The major reason for
conducting multicenter trials is to recruit and enroll adequate
numbers of patients to allow a realistic test of experimental
hypotheses. This is especially true when investigating treatments
for more rarely occurring conditions; however, even with more
prevalent disorders, large trials provide the most secure scientific
data, all other things being equal; large trials mean many participants,
which, in turn means involving many clinical centers.
Prevalence estimates
are low for some TMD subtypes, of the order of 1-8% of TMD cases,
for many forms of TMD involving disk disorders or degenerative
conditions of the TMJ as the sole disorder. RCTs requiring hundreds
of participants cannot be accomplished at a single center, and
an important reason our knowledge of TMD remains limited in several
spheres has been the lack of effort to mount multicenter trials
that can accumulate sufficient sample sizes for experimental hypothesis
testing.
Two additional related
reasons for supporting multicenter trials are:
- The opportunity
afforded to investigate, with adequate sample sizes, the effect
of a planned intervention on more than one target population,
distinguished by ethnicity, geography, psychosocial or lifestyle
levels of function, and/or socioeconomic status.
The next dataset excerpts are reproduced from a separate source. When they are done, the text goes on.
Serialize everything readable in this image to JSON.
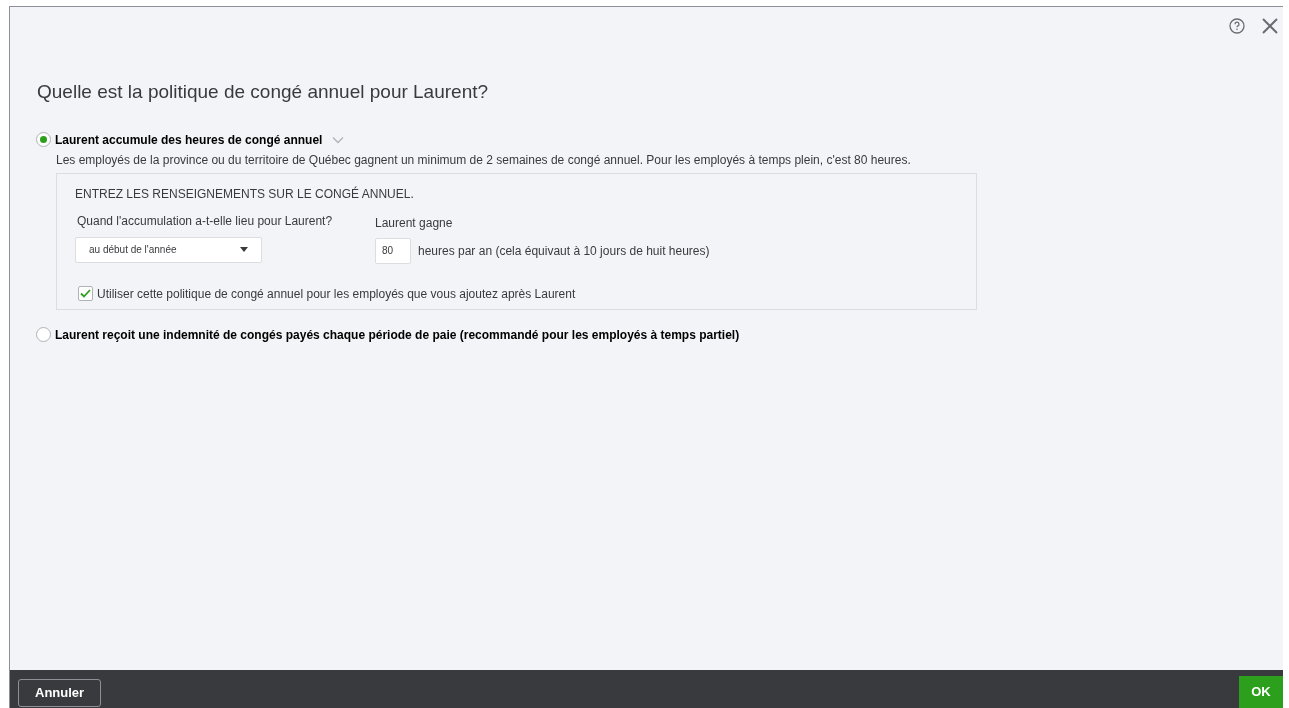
{
  "title": "Quelle est la politique de congé annuel pour Laurent?",
  "options": [
    {
      "label": "Laurent accumule des heures de congé annuel",
      "selected": true,
      "expanded": true,
      "description": "Les employés de la province ou du territoire de Québec gagnent un minimum de 2 semaines de congé annuel. Pour les employés à temps plein, c'est 80 heures.",
      "details": {
        "heading": "ENTREZ LES RENSEIGNEMENTS SUR LE CONGÉ ANNUEL.",
        "accrual_label": "Quand l'accumulation a-t-elle lieu pour Laurent?",
        "accrual_value": "au début de l'année",
        "earns_label": "Laurent gagne",
        "hours_value": "80",
        "hours_suffix": "heures par an (cela équivaut à 10 jours de huit heures)",
        "checkbox": {
          "label": "Utiliser cette politique de congé annuel pour les employés que vous ajoutez après Laurent",
          "checked": true
        }
      }
    },
    {
      "label": "Laurent reçoit une indemnité de congés payés chaque période de paie (recommandé pour les employés à temps partiel)",
      "selected": false
    }
  ],
  "footer": {
    "cancel": "Annuler",
    "ok": "OK"
  }
}
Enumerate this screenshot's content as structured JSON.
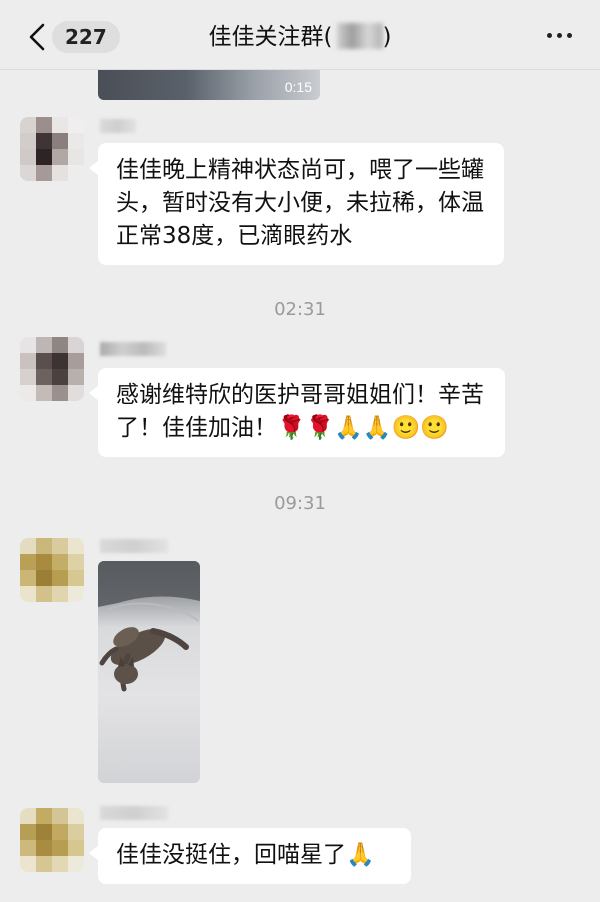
{
  "header": {
    "back_icon": "chevron-left-icon",
    "unread_count": "227",
    "title": "佳佳关注群(",
    "title_suffix": ")",
    "more_icon": "more-dots-icon"
  },
  "messages": [
    {
      "type": "video",
      "duration": "0:15"
    },
    {
      "type": "text",
      "text": "佳佳晚上精神状态尚可，喂了一些罐头，暂时没有大小便，未拉稀，体温正常38度，已滴眼药水"
    },
    {
      "type": "time",
      "text": "02:31"
    },
    {
      "type": "text",
      "text": "感谢维特欣的医护哥哥姐姐们！辛苦了！佳佳加油！🌹🌹🙏🙏🙂🙂"
    },
    {
      "type": "time",
      "text": "09:31"
    },
    {
      "type": "image",
      "subject": "cat-photo"
    },
    {
      "type": "text",
      "text": "佳佳没挺住，回喵星了🙏"
    }
  ],
  "colors": {
    "background": "#ededed",
    "bubble": "#ffffff",
    "timestamp": "#9a9a9a"
  }
}
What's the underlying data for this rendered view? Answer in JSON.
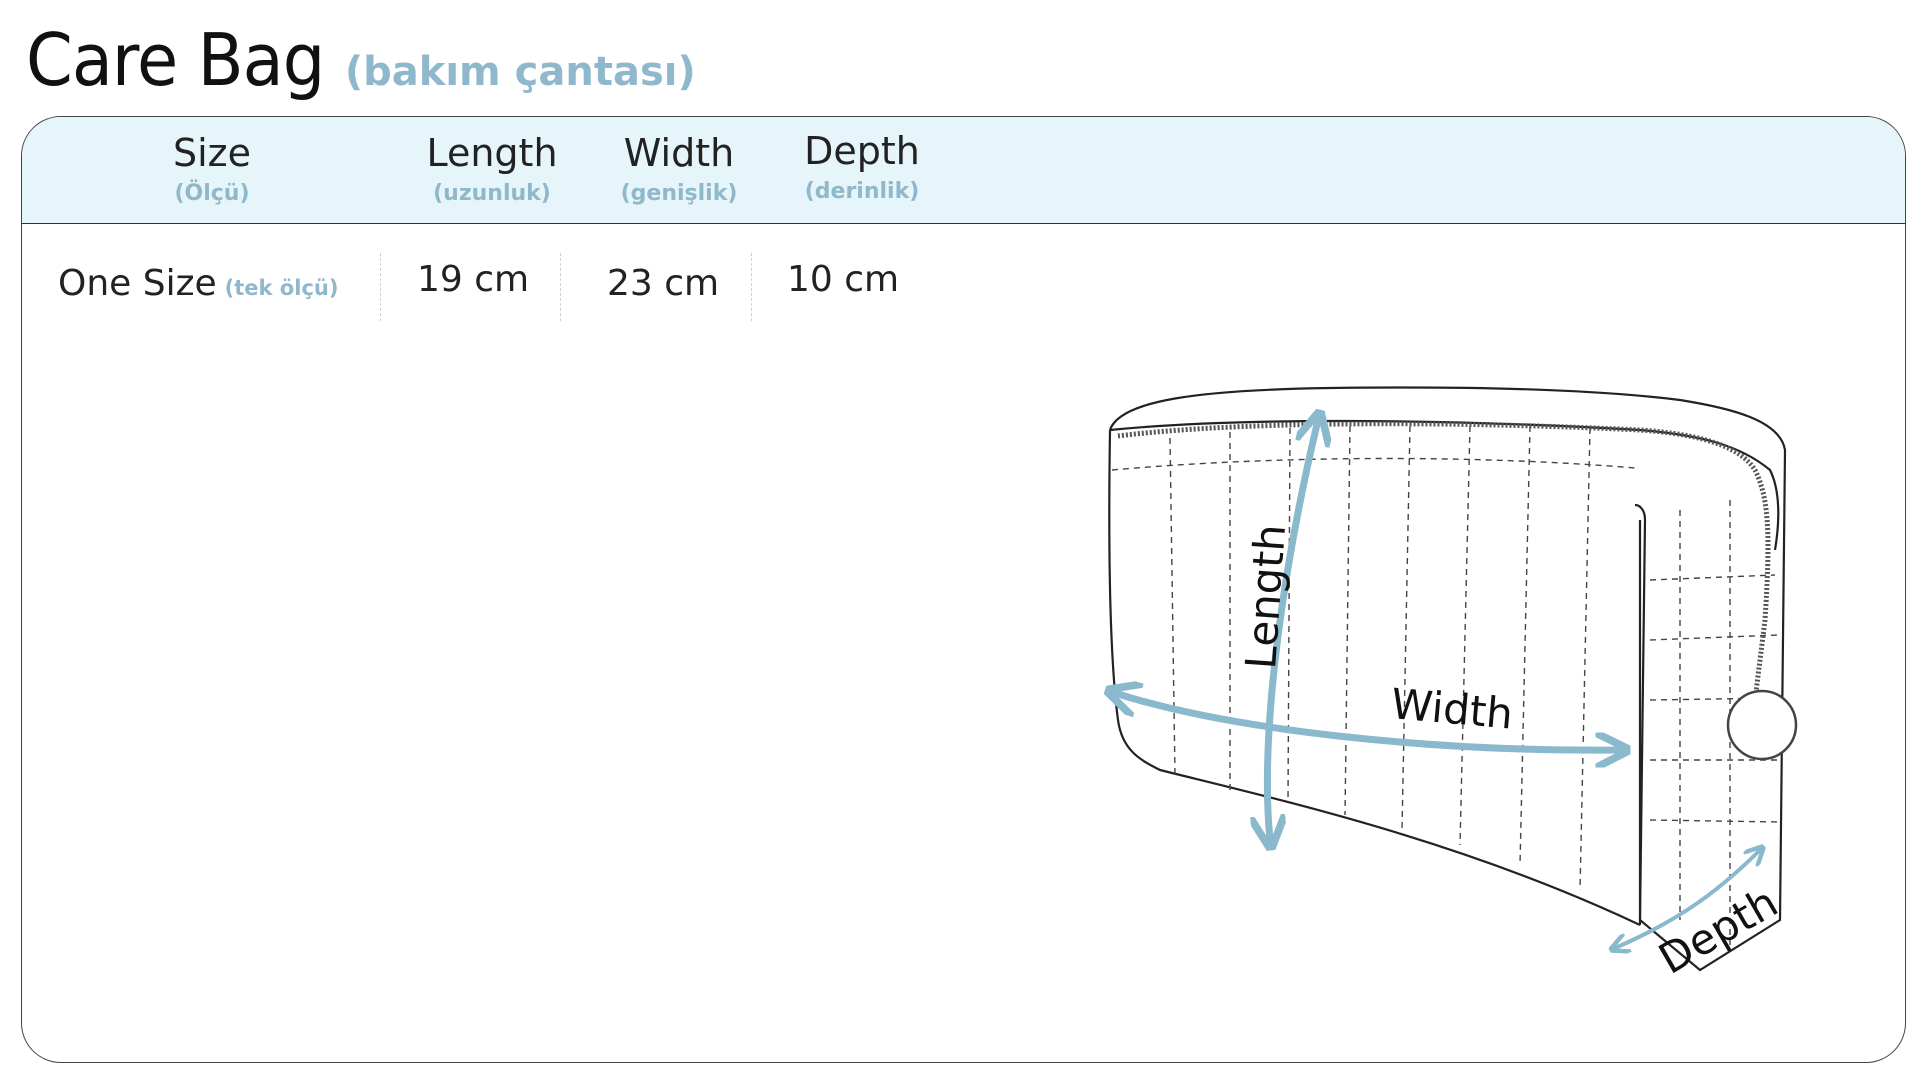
{
  "title": {
    "main": "Care Bag",
    "sub": "(bakım çantası)"
  },
  "table": {
    "headers": [
      {
        "label": "Size",
        "sub": "(Ölçü)"
      },
      {
        "label": "Length",
        "sub": "(uzunluk)"
      },
      {
        "label": "Width",
        "sub": "(genişlik)"
      },
      {
        "label": "Depth",
        "sub": "(derinlik)"
      }
    ],
    "row": {
      "size": "One Size",
      "size_sub": "(tek ölçü)",
      "length": "19 cm",
      "width": "23 cm",
      "depth": "10 cm"
    }
  },
  "diagram": {
    "labels": {
      "length": "Length",
      "width": "Width",
      "depth": "Depth"
    },
    "arrow_color": "#8ab8cd"
  }
}
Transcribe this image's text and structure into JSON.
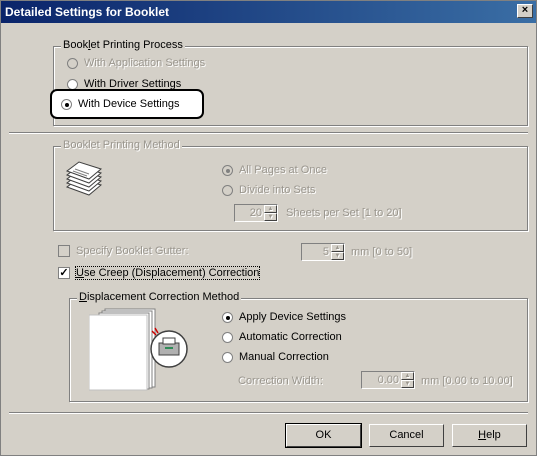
{
  "window": {
    "title": "Detailed Settings for Booklet",
    "close_label": "×"
  },
  "process": {
    "label": "Booklet Printing Process",
    "options": [
      "With Application Settings",
      "With Driver Settings",
      "With Device Settings"
    ],
    "selected": "With Device Settings"
  },
  "method": {
    "label": "Booklet Printing Method",
    "options": [
      "All Pages at Once",
      "Divide into Sets"
    ],
    "selected": "All Pages at Once",
    "sheets_value": "20",
    "sheets_label": "Sheets per Set [1 to 20]"
  },
  "gutter": {
    "label": "Specify Booklet Gutter:",
    "checked": false,
    "value": "5",
    "unit": "mm [0 to 50]"
  },
  "creep": {
    "label": "Use Creep (Displacement) Correction",
    "checked": true,
    "method_label": "Displacement Correction Method",
    "options": [
      "Apply Device Settings",
      "Automatic Correction",
      "Manual Correction"
    ],
    "selected": "Apply Device Settings",
    "width_label": "Correction Width:",
    "width_value": "0.00",
    "width_unit": "mm [0.00 to 10.00]"
  },
  "buttons": {
    "ok": "OK",
    "cancel": "Cancel",
    "help": "Help"
  }
}
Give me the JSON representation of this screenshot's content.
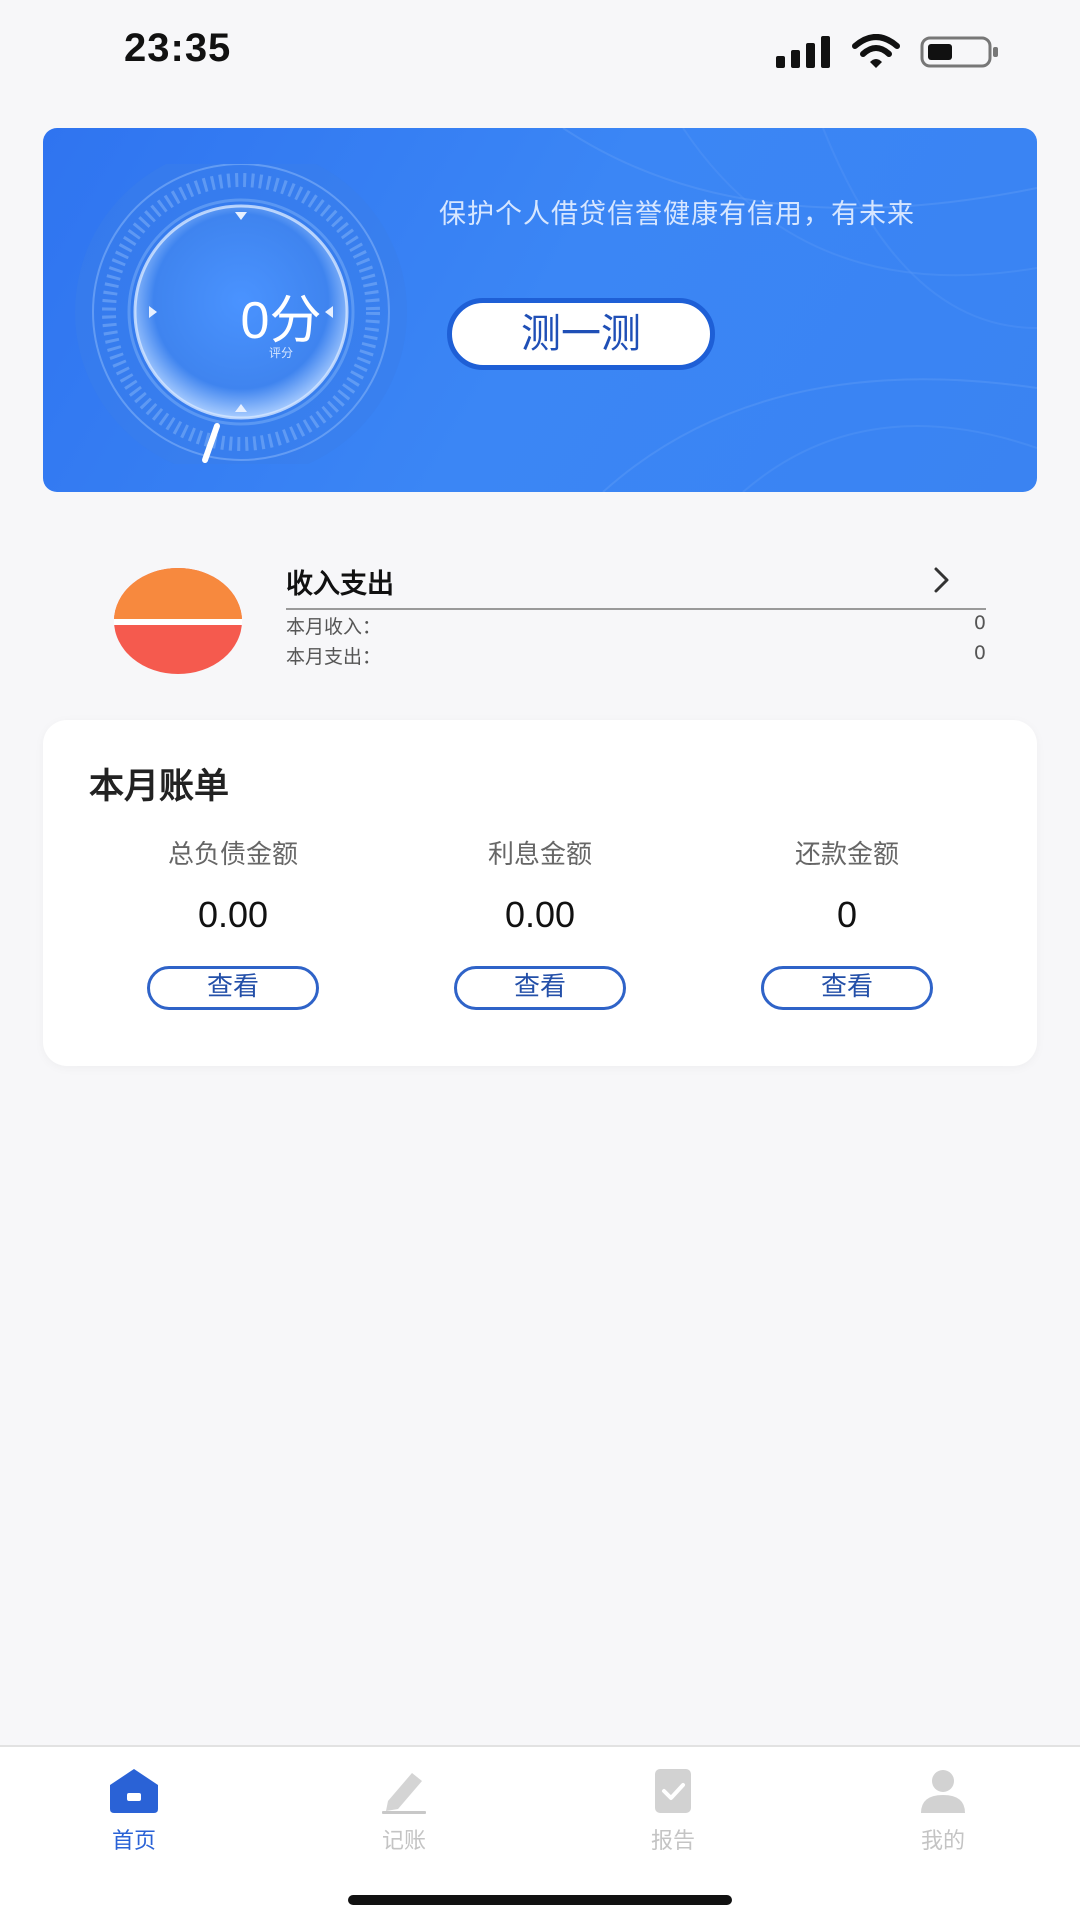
{
  "status_bar": {
    "time": "23:35"
  },
  "hero": {
    "score": "0分",
    "score_caption": "评分",
    "slogan": "保护个人借贷信誉健康有信用，有未来",
    "test_button": "测一测"
  },
  "income_expense": {
    "title": "收入支出",
    "month_income_label": "本月收入：",
    "month_income_value": "0",
    "month_expense_label": "本月支出：",
    "month_expense_value": "0",
    "colors": {
      "income": "#f7893e",
      "expense": "#f55a4e"
    }
  },
  "monthly_bill": {
    "title": "本月账单",
    "columns": [
      {
        "label": "总负债金额",
        "value": "0.00",
        "button": "查看"
      },
      {
        "label": "利息金额",
        "value": "0.00",
        "button": "查看"
      },
      {
        "label": "还款金额",
        "value": "0",
        "button": "查看"
      }
    ]
  },
  "tab_bar": {
    "items": [
      {
        "label": "首页",
        "icon": "home-icon",
        "active": true
      },
      {
        "label": "记账",
        "icon": "pencil-icon",
        "active": false
      },
      {
        "label": "报告",
        "icon": "report-icon",
        "active": false
      },
      {
        "label": "我的",
        "icon": "user-icon",
        "active": false
      }
    ],
    "active_color": "#2a62d6",
    "inactive_color": "#c8c8c8"
  }
}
For example,
are all ethnic groups equally affected by the experimental treatment;
do rural and urban centers yield comparable results, etc.
- Multicenter trials
afford the opportunity to investigate multiple treatments in
the case where each clinical site is assured of securing a sample
size large enough to evaluate one type of treatment, but unable
to adequately investigate two or more treatment interventions.